ヌレエフ
I AM A DANCER

1999/06/28 シネカノン試写室
天才バレエ・ダンサー、ルドルフ・ヌレエフのドキュメンタリー映画。
スタジオ収録の『マルグリットとアルマン』は感動的。by K. Hattori


 1961年にソ連から西側に政治亡命し、英国のロイヤル・バレエ団を中心に華々しい活躍をした天才ダンサー、ルドルフ・ヌレエフを主役にしたドキュメンタリー映画。ヌレエフはダンサー、振付師、演出家として'80年代まで旺盛な活動を続けるが、'93年にエイズのため死亡。身体を鍛え抜き、酷使するダンサーという仕事は、体力面でのピークと技術の円熟が一致する期間が本当に短い。映画が製作された'72年は、ヌレエフがダンサーとしての絶頂期を迎えていた時代。僕はバレエについては興味も関心もない素人の門外漢だが、ここに登場するヌレエフを観ていると「人間の身体って、こんなに自由自在に動くものなのね……」と感動してしまう。もちろん自由に動かすためには、それ相当の訓練が必要なわけだし、この映画にはその訓練風景もたっぷりと収録されている。天才も汗を流しているのです。

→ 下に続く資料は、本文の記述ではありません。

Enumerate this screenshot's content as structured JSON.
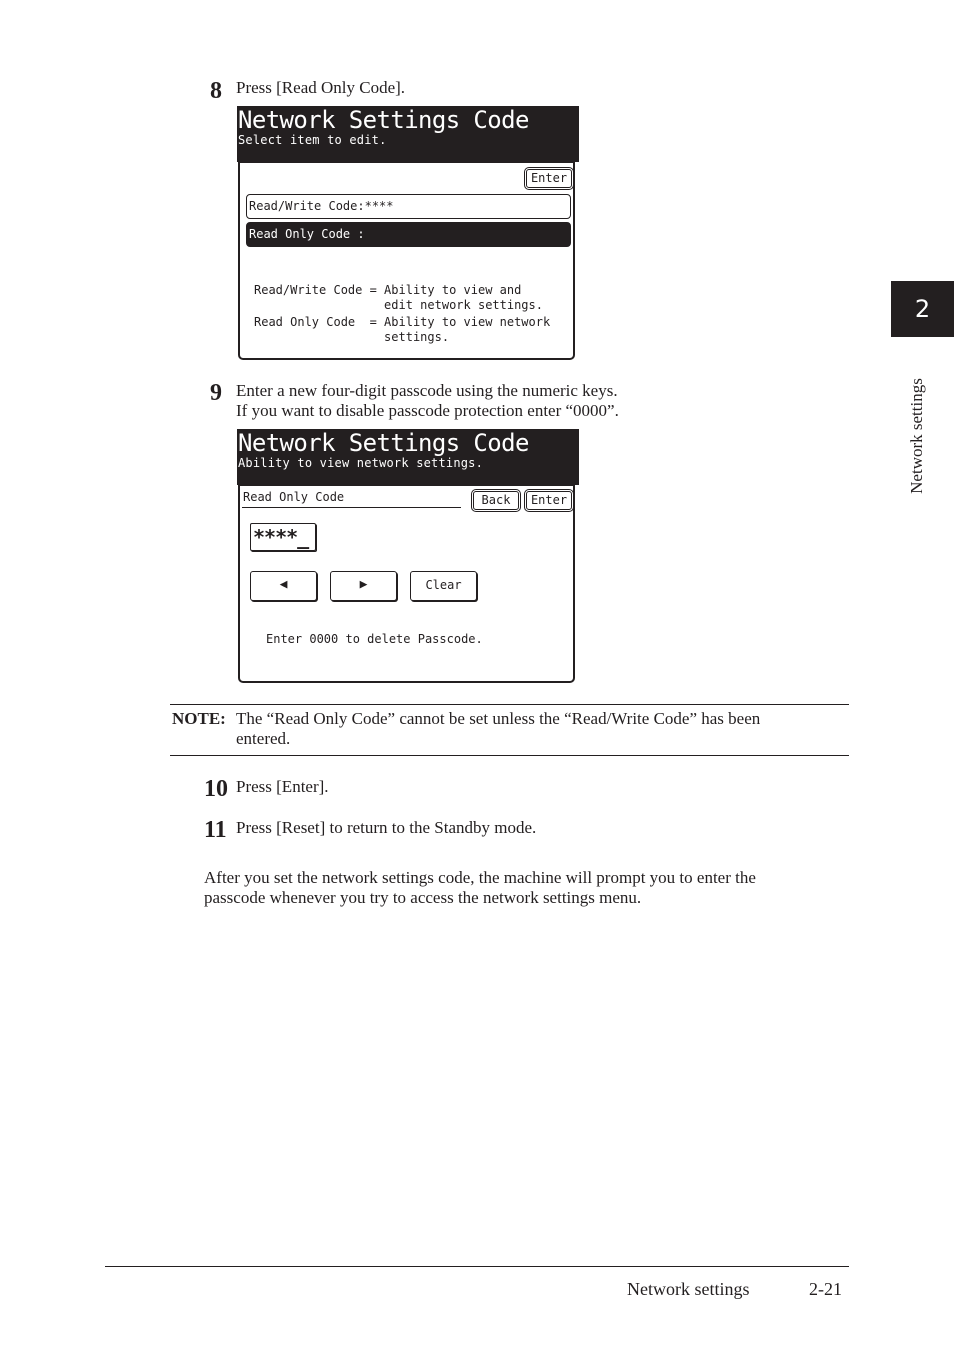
{
  "steps": [
    {
      "number": "8",
      "lines": [
        "Press [Read Only Code]."
      ]
    },
    {
      "number": "9",
      "lines": [
        "Enter a new four-digit passcode using the numeric keys.",
        "If you want to disable passcode protection enter “0000”."
      ]
    },
    {
      "number": "10",
      "lines": [
        "Press [Enter]."
      ]
    },
    {
      "number": "11",
      "lines": [
        "Press [Reset] to return to the Standby mode."
      ]
    }
  ],
  "screen1": {
    "title": "Network Settings Code",
    "subtitle": "Select item to edit.",
    "enter_label": "Enter",
    "items": [
      {
        "label": "Read/Write Code:****",
        "selected": false
      },
      {
        "label": "Read Only Code :",
        "selected": true
      }
    ],
    "help_lines": [
      "Read/Write Code = Ability to view and",
      "                  edit network settings.",
      "Read Only Code  = Ability to view network",
      "                  settings."
    ]
  },
  "screen2": {
    "title": "Network Settings Code",
    "subtitle": "Ability to view network settings.",
    "field_label": "Read Only Code",
    "back_label": "Back",
    "enter_label": "Enter",
    "code_value": "****_",
    "left_arrow": "◀",
    "right_arrow": "▶",
    "clear_label": "Clear",
    "hint": "Enter 0000 to delete Passcode."
  },
  "note": {
    "label": "NOTE:",
    "lines": [
      "The “Read Only Code” cannot be set unless the “Read/Write Code” has been",
      "entered."
    ]
  },
  "closing_paragraph": [
    "After you set the network settings code, the machine will prompt you to enter the",
    "passcode whenever you try to access the network settings menu."
  ],
  "sidebar": {
    "chapter_number": "2",
    "chapter_title": "Network settings"
  },
  "footer": {
    "section": "Network settings",
    "page": "2-21"
  }
}
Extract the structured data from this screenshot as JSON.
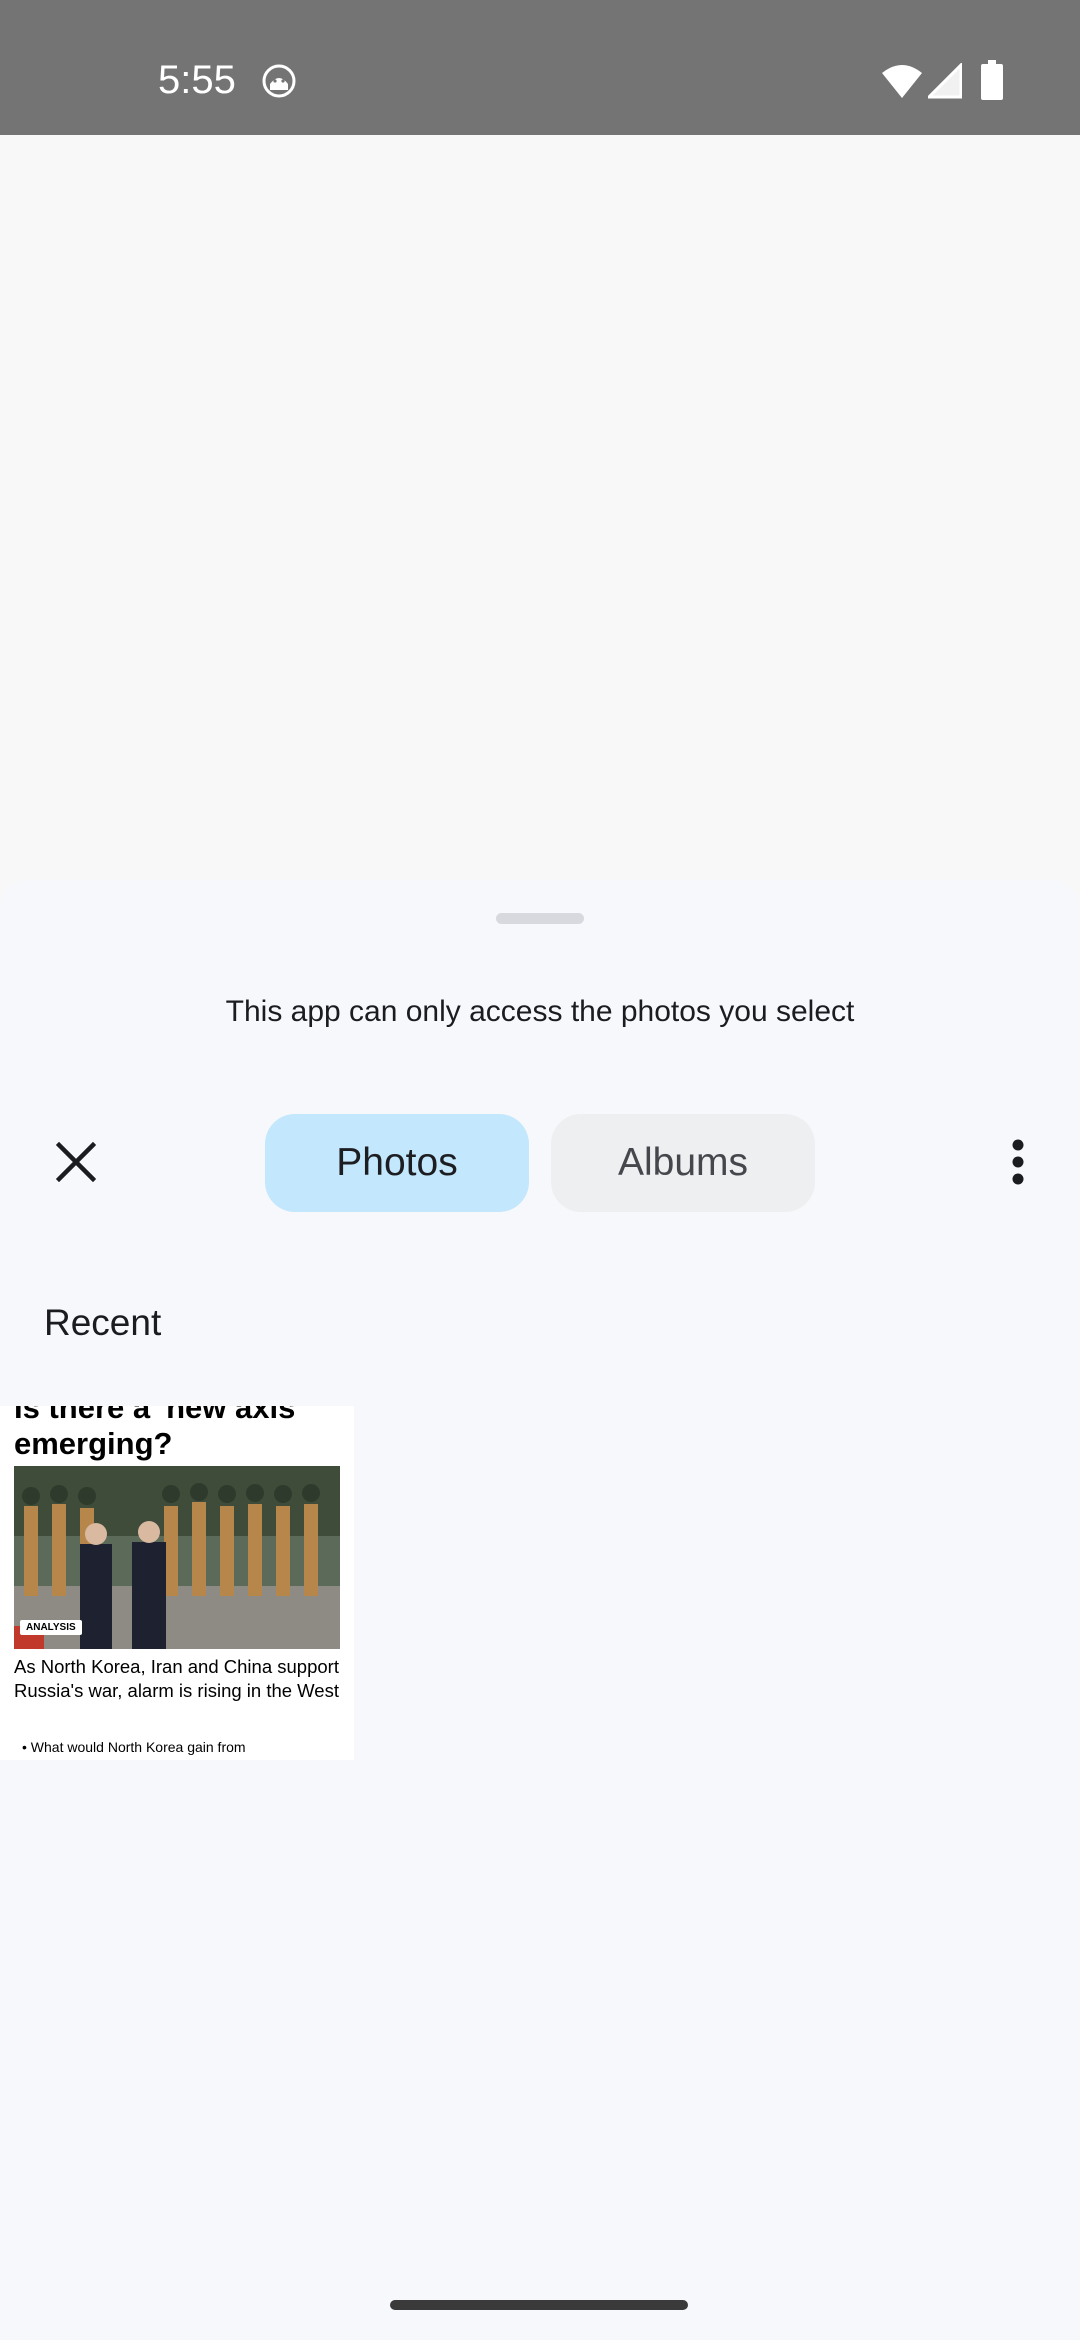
{
  "status_bar": {
    "time": "5:55",
    "app_icon": "android-debug-icon",
    "wifi_icon": "wifi-icon",
    "signal_icon": "cell-signal-icon",
    "battery_icon": "battery-icon"
  },
  "picker": {
    "message": "This app can only access the photos you select",
    "close_icon": "close-icon",
    "overflow_icon": "more-vert-icon",
    "tabs": [
      {
        "label": "Photos",
        "selected": true
      },
      {
        "label": "Albums",
        "selected": false
      }
    ],
    "section_title": "Recent",
    "media": [
      {
        "headline": "Is there a 'new axis' emerging?",
        "badge": "ANALYSIS",
        "summary": "As North Korea, Iran and China support Russia's war, alarm is rising in the West",
        "bullet": "What would North Korea gain from"
      }
    ]
  },
  "colors": {
    "status_bar_bg": "#747474",
    "sheet_bg": "#f7f8fb",
    "tab_selected_bg": "#c3e7fd",
    "tab_unselected_bg": "#eeeff1"
  }
}
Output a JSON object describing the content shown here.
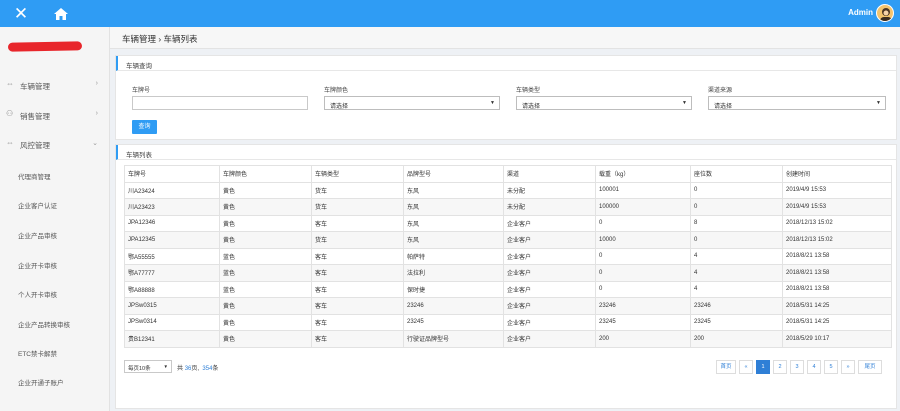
{
  "topbar": {
    "close_icon": "✕",
    "user_name": "Admin"
  },
  "sidebar": {
    "menus": [
      {
        "icon": "car-icon",
        "glyph": "⇔",
        "label": "车辆管理",
        "chevron": "›"
      },
      {
        "icon": "sales-icon",
        "glyph": "⚇",
        "label": "销售管理",
        "chevron": "›"
      },
      {
        "icon": "shield-icon",
        "glyph": "⇔",
        "label": "风控管理",
        "chevron": "⌄"
      }
    ],
    "sub_items": [
      "代理商管理",
      "企业客户认证",
      "企业产品审核",
      "企业开卡审核",
      "个人开卡审核",
      "企业产品转换审核",
      "ETC禁卡解禁",
      "企业开通子账户"
    ]
  },
  "breadcrumb": {
    "text": "车辆管理 › 车辆列表"
  },
  "query_panel": {
    "title": "车辆查询",
    "fields": [
      {
        "label": "车牌号",
        "value": ""
      },
      {
        "label": "车牌颜色",
        "value": "请选择"
      },
      {
        "label": "车辆类型",
        "value": "请选择"
      },
      {
        "label": "渠道来源",
        "value": "请选择"
      }
    ],
    "query_button": "查询"
  },
  "list_panel": {
    "title": "车辆列表",
    "columns": [
      "车牌号",
      "车牌颜色",
      "车辆类型",
      "品牌型号",
      "渠道",
      "载重（kg）",
      "座位数",
      "创建时间"
    ],
    "rows": [
      [
        "川A23424",
        "黄色",
        "货车",
        "东风",
        "未分配",
        "100001",
        "0",
        "2019/4/9 15:53"
      ],
      [
        "川A23423",
        "黄色",
        "货车",
        "东风",
        "未分配",
        "100000",
        "0",
        "2019/4/9 15:53"
      ],
      [
        "JPA12346",
        "黄色",
        "客车",
        "东风",
        "企业客户",
        "0",
        "8",
        "2018/12/13 15:02"
      ],
      [
        "JPA12345",
        "黄色",
        "货车",
        "东风",
        "企业客户",
        "10000",
        "0",
        "2018/12/13 15:02"
      ],
      [
        "鄂A55555",
        "蓝色",
        "客车",
        "帕萨特",
        "企业客户",
        "0",
        "4",
        "2018/8/21 13:58"
      ],
      [
        "鄂A77777",
        "蓝色",
        "客车",
        "法拉利",
        "企业客户",
        "0",
        "4",
        "2018/8/21 13:58"
      ],
      [
        "鄂A88888",
        "蓝色",
        "客车",
        "保时捷",
        "企业客户",
        "0",
        "4",
        "2018/8/21 13:58"
      ],
      [
        "JPSw0315",
        "黄色",
        "客车",
        "23246",
        "企业客户",
        "23246",
        "23246",
        "2018/5/31 14:25"
      ],
      [
        "JPSw0314",
        "黄色",
        "客车",
        "23245",
        "企业客户",
        "23245",
        "23245",
        "2018/5/31 14:25"
      ],
      [
        "贵B12341",
        "黄色",
        "客车",
        "行驶证品牌型号",
        "企业客户",
        "200",
        "200",
        "2018/5/29 10:17"
      ]
    ]
  },
  "pager": {
    "page_size": "每页10条",
    "total_prefix": "共",
    "total_pages": "36",
    "pages_suffix": "页,",
    "total_records": "354",
    "records_suffix": "条",
    "buttons": [
      "首页",
      "«",
      "1",
      "2",
      "3",
      "4",
      "5",
      "»",
      "尾页"
    ],
    "active": "1"
  },
  "colors": {
    "accent": "#2f9cf4",
    "link": "#2f7fd6"
  }
}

 この映画は「ヌレエフの伝記映画」ではないが、映像の端々から彼の人生がうっすらと見えてくるところもある。それだけ、取材の対象に接近しているということだ。映画を構成しているのは、得意演目のハイライトシーン、練習風景、指導者としての仕事ぶり、楽屋での姿、共演者のコメント、観客やファンの表情など。最大の見どころはやはり、彼がカメラの前で踊ってみせる幾つかのハイライトシーンだろう。収録されている演目は、19世紀の古いバレエ『ラ・シルフィード』、モダンダンス風の新作『フィールド・フィギュア』、「椿姫」をバレエ化した新作『マルグリットとアルマン』、チャイコフスキーの『眠れる森の美女』など。僕はモダンダンスがどうも苦手で、『フィールド・フィギュア』だけは少し寝てしまった。(僕はミュージカル映画に出てくるモダンダンスの場面も退屈で仕方がない。『パリの恋人』や『魅惑のパリ』にもモダンダンスが取り入れられているけど、僕にはひどく退屈なものに思えてしまう。当時の観客には、これが面白かったのかなぁ……。)

 演目の中で一番面白く感動的なのは、ヌレエフにとって最高のパートナーと言われるマーゴ・フォンティンとの共演作『マルグリットとアルマン』だろう。この演目に関しては、ヌレエフもすごいけどフォンティンがそれに輪をかけてすごい。アルマン(ヌレエフ)との別れを決意した椿姫ことマルグリット(フォンティン)がひとりさめざめと泣く場面は、彼女の両頬を流れる涙が見えるようで、観ているこちらも思わず胸がつまった。この演目はもともと舞台作品として人気があったものを、映画のためにスタジオで収録し直している。画面処理がうっとうしい場面もなくはないが、こうして素晴らしいパフォーマンスを記録しておいてくれたことはありがたい。

 バレエに興味のある人しか観ない映画だと思いますが、何かの間違いでバレエに興味のない人(僕みたいな人)が観ても十分に楽しめる映画だと思います。古典から原題の新作、モダンダンスまで収録されているので、バレエの入門書的な楽しみ方もできるかもしれません。